June 24th, 2024

Project Sunflower assisting refugees fleeing Ukraine

By Alejandra Pulido-Guzman - Lethbridge Herald on April 23, 2022.

Herald file photo by Dale Woodard Mykhailo Pereverza, one of the main organizers of the Ukraine Solidarity Rally, waves the Ukranian flag among a throng of singing and chanting supporters back in February outside of city hall.

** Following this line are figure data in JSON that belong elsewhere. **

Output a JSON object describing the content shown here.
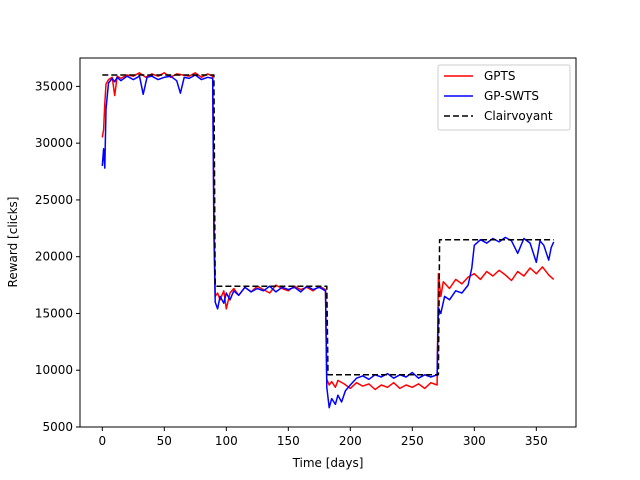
{
  "chart_data": {
    "type": "line",
    "title": "",
    "xlabel": "Time [days]",
    "ylabel": "Reward [clicks]",
    "xlim": [
      -18,
      382
    ],
    "ylim": [
      5000,
      37500
    ],
    "xticks": [
      0,
      50,
      100,
      150,
      200,
      250,
      300,
      350
    ],
    "yticks": [
      5000,
      10000,
      15000,
      20000,
      25000,
      30000,
      35000
    ],
    "grid": false,
    "legend_position": "top-right",
    "series": [
      {
        "name": "GPTS",
        "color": "#ff0000",
        "style": "solid",
        "points": [
          [
            0,
            30500
          ],
          [
            1,
            31200
          ],
          [
            2,
            33500
          ],
          [
            3,
            35200
          ],
          [
            5,
            35600
          ],
          [
            8,
            35800
          ],
          [
            10,
            34200
          ],
          [
            12,
            35900
          ],
          [
            15,
            35700
          ],
          [
            20,
            36000
          ],
          [
            25,
            35900
          ],
          [
            30,
            36200
          ],
          [
            35,
            35800
          ],
          [
            40,
            36100
          ],
          [
            45,
            35900
          ],
          [
            50,
            36200
          ],
          [
            55,
            35800
          ],
          [
            60,
            36100
          ],
          [
            65,
            36000
          ],
          [
            70,
            35900
          ],
          [
            75,
            36200
          ],
          [
            80,
            35800
          ],
          [
            85,
            36100
          ],
          [
            89,
            35900
          ],
          [
            90,
            24000
          ],
          [
            91,
            16500
          ],
          [
            93,
            16800
          ],
          [
            95,
            16200
          ],
          [
            98,
            17000
          ],
          [
            100,
            15400
          ],
          [
            103,
            16800
          ],
          [
            106,
            17200
          ],
          [
            110,
            16600
          ],
          [
            115,
            17300
          ],
          [
            120,
            16900
          ],
          [
            125,
            17400
          ],
          [
            130,
            17100
          ],
          [
            135,
            16800
          ],
          [
            140,
            17500
          ],
          [
            145,
            17200
          ],
          [
            150,
            17000
          ],
          [
            155,
            17400
          ],
          [
            160,
            17100
          ],
          [
            165,
            17300
          ],
          [
            170,
            17000
          ],
          [
            175,
            17400
          ],
          [
            180,
            17100
          ],
          [
            181,
            9200
          ],
          [
            183,
            8700
          ],
          [
            185,
            9000
          ],
          [
            188,
            8500
          ],
          [
            190,
            9100
          ],
          [
            195,
            8800
          ],
          [
            200,
            8400
          ],
          [
            205,
            8900
          ],
          [
            210,
            8600
          ],
          [
            215,
            8800
          ],
          [
            220,
            8300
          ],
          [
            225,
            8700
          ],
          [
            230,
            8500
          ],
          [
            235,
            8900
          ],
          [
            240,
            8400
          ],
          [
            245,
            8700
          ],
          [
            250,
            8500
          ],
          [
            255,
            8800
          ],
          [
            260,
            8400
          ],
          [
            265,
            8900
          ],
          [
            270,
            8700
          ],
          [
            271,
            18500
          ],
          [
            273,
            16500
          ],
          [
            275,
            17800
          ],
          [
            280,
            17200
          ],
          [
            285,
            18000
          ],
          [
            290,
            17600
          ],
          [
            295,
            18200
          ],
          [
            300,
            18500
          ],
          [
            305,
            18000
          ],
          [
            310,
            18700
          ],
          [
            315,
            18300
          ],
          [
            320,
            18800
          ],
          [
            325,
            18400
          ],
          [
            330,
            17900
          ],
          [
            335,
            18700
          ],
          [
            340,
            18300
          ],
          [
            345,
            19000
          ],
          [
            350,
            18500
          ],
          [
            355,
            19100
          ],
          [
            360,
            18400
          ],
          [
            364,
            18000
          ]
        ]
      },
      {
        "name": "GP-SWTS",
        "color": "#0000ff",
        "style": "solid",
        "points": [
          [
            0,
            28000
          ],
          [
            1,
            29500
          ],
          [
            2,
            27800
          ],
          [
            3,
            33000
          ],
          [
            5,
            35300
          ],
          [
            8,
            35700
          ],
          [
            10,
            35400
          ],
          [
            12,
            35800
          ],
          [
            15,
            35500
          ],
          [
            20,
            35900
          ],
          [
            25,
            35600
          ],
          [
            30,
            35900
          ],
          [
            33,
            34300
          ],
          [
            36,
            35800
          ],
          [
            40,
            35900
          ],
          [
            45,
            35600
          ],
          [
            50,
            35800
          ],
          [
            55,
            35900
          ],
          [
            60,
            35500
          ],
          [
            63,
            34400
          ],
          [
            66,
            35800
          ],
          [
            70,
            35700
          ],
          [
            75,
            36000
          ],
          [
            80,
            35600
          ],
          [
            85,
            35800
          ],
          [
            89,
            35700
          ],
          [
            90,
            22000
          ],
          [
            91,
            16000
          ],
          [
            93,
            15400
          ],
          [
            95,
            16500
          ],
          [
            98,
            15900
          ],
          [
            100,
            16800
          ],
          [
            103,
            16200
          ],
          [
            106,
            17000
          ],
          [
            110,
            16600
          ],
          [
            115,
            17300
          ],
          [
            120,
            16900
          ],
          [
            125,
            17200
          ],
          [
            130,
            17000
          ],
          [
            135,
            17400
          ],
          [
            140,
            16900
          ],
          [
            145,
            17300
          ],
          [
            150,
            17100
          ],
          [
            155,
            17300
          ],
          [
            160,
            16900
          ],
          [
            165,
            17400
          ],
          [
            170,
            17100
          ],
          [
            175,
            17300
          ],
          [
            180,
            17000
          ],
          [
            181,
            8500
          ],
          [
            183,
            6700
          ],
          [
            185,
            7500
          ],
          [
            188,
            7000
          ],
          [
            190,
            7800
          ],
          [
            193,
            7200
          ],
          [
            196,
            8200
          ],
          [
            200,
            8700
          ],
          [
            205,
            9300
          ],
          [
            210,
            9500
          ],
          [
            215,
            9200
          ],
          [
            220,
            9600
          ],
          [
            225,
            9400
          ],
          [
            230,
            9700
          ],
          [
            235,
            9300
          ],
          [
            240,
            9600
          ],
          [
            245,
            9400
          ],
          [
            250,
            9800
          ],
          [
            255,
            9300
          ],
          [
            260,
            9600
          ],
          [
            265,
            9400
          ],
          [
            270,
            9600
          ],
          [
            271,
            15500
          ],
          [
            273,
            15000
          ],
          [
            276,
            16500
          ],
          [
            280,
            16200
          ],
          [
            285,
            17000
          ],
          [
            290,
            16800
          ],
          [
            295,
            17500
          ],
          [
            298,
            19000
          ],
          [
            300,
            21000
          ],
          [
            305,
            21500
          ],
          [
            310,
            21200
          ],
          [
            315,
            21600
          ],
          [
            320,
            21300
          ],
          [
            325,
            21700
          ],
          [
            330,
            21400
          ],
          [
            335,
            20300
          ],
          [
            340,
            21600
          ],
          [
            345,
            21200
          ],
          [
            350,
            19500
          ],
          [
            353,
            21400
          ],
          [
            356,
            21000
          ],
          [
            360,
            19700
          ],
          [
            362,
            20800
          ],
          [
            364,
            21300
          ]
        ]
      },
      {
        "name": "Clairvoyant",
        "color": "#000000",
        "style": "dashed",
        "points": [
          [
            0,
            36000
          ],
          [
            90,
            36000
          ],
          [
            91,
            17400
          ],
          [
            181,
            17400
          ],
          [
            182,
            9600
          ],
          [
            271,
            9600
          ],
          [
            272,
            21500
          ],
          [
            364,
            21500
          ]
        ]
      }
    ]
  }
}
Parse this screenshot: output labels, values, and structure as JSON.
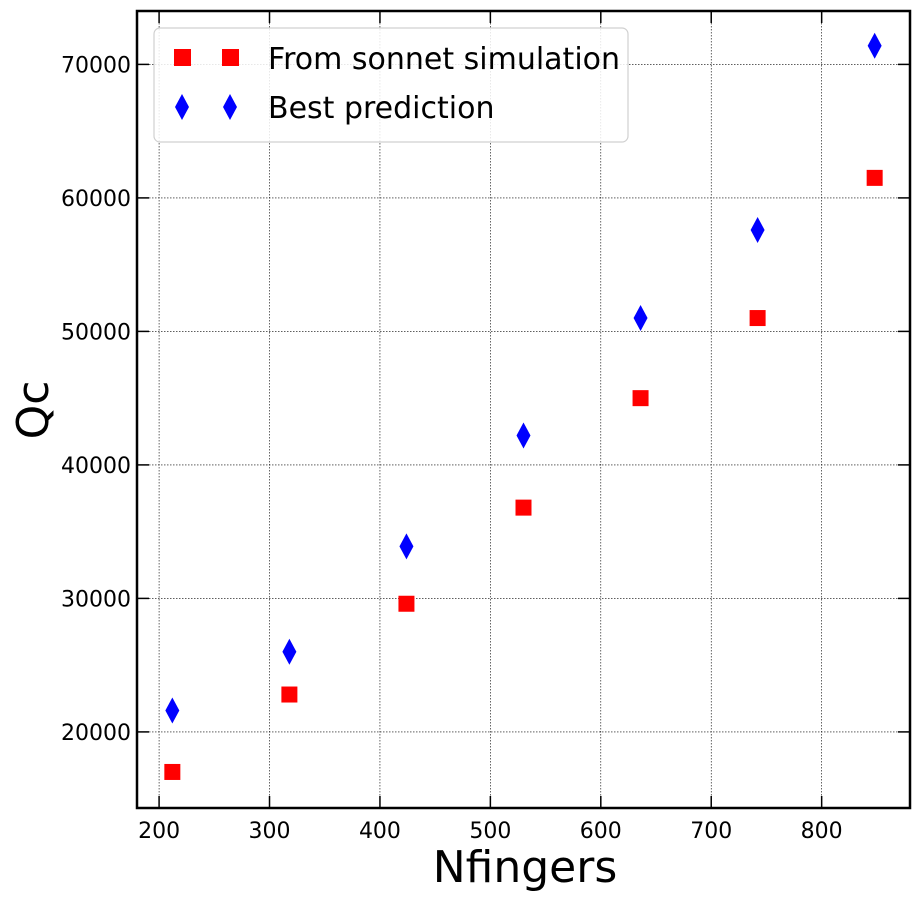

LETHBRIDGE HERALDapulido@lethbridgeherald.com

From a rally held at Lethbridge City Hall in February to stand in solidarity with Ukraine, Project Sunflower emerged to continue helping those trying to come to Canada to escape war.
Rally organizer and Project Sunflower participant, Mykhailo Pereverza has been able to take time off from work to help as many people as possible for the last couple of months.
“I wasn’t able to just sit. It was something internal inside me telling me I have to do something. It’s not that I was able to do much, but still, this is a small thing we can do here. But we try to do our best, said Pereverza during the rally in February.
Since he spoke those words, he has been able to do a lot more, with the help of multiple people who like him, cannot sit idle while people are trying to escape the war.
“We have found a lot of people who need help, and we have found a bunch of people here in Lethbridge and around who want to help and quite a few employers. Already brought one family here,” said Pereverza.
He said he raised funds through a gofundme page, to bring a family to Lethbridge who was stuck in Sri Lanka trying to escape the war.
Project Sunflower is pursuing society status to be able to help even more people in different ways, as right now they have limitations.
Another member of the Project Sunflower, Marc Woons, said they are trying to get supports in Lethbridge in place to fill some of the gaps that exist to help Ukrainians.
“Part of what we’re doing is identifying Ukrainians who are interested in coming to this area, then through some of our individual connections, we know some of the people who are willing to host, because we don’t have a society, we don’t really match people in general,” said Woons.
He said that their focus keeps changing. At the beginning they were focused on understanding the visa requirements the government of Canada has, and the new visa program that Ukrainians are able to apply for in order to come to Canada to be able to help Ukrainians abroad with the process.
“We’ve helped probably hundreds of people all over Europe and other parts of the world that applied for visas,” said Woons.
He said some have already arrived here and some have been able to arrive in other parts of the country.
Woons said he originally got involved by posting a basement suite available to host anyone escaping the war in a page that is globally reached, and a family trying to escape the war which is at the moment stuck in China, responded to his ad.
“When people started approaching me, my wife said ‘well now we have somebody, maybe we could take it down’ but I just didn’t feel like taking it down because it was kind of a door through which people could communicate,” said Woons.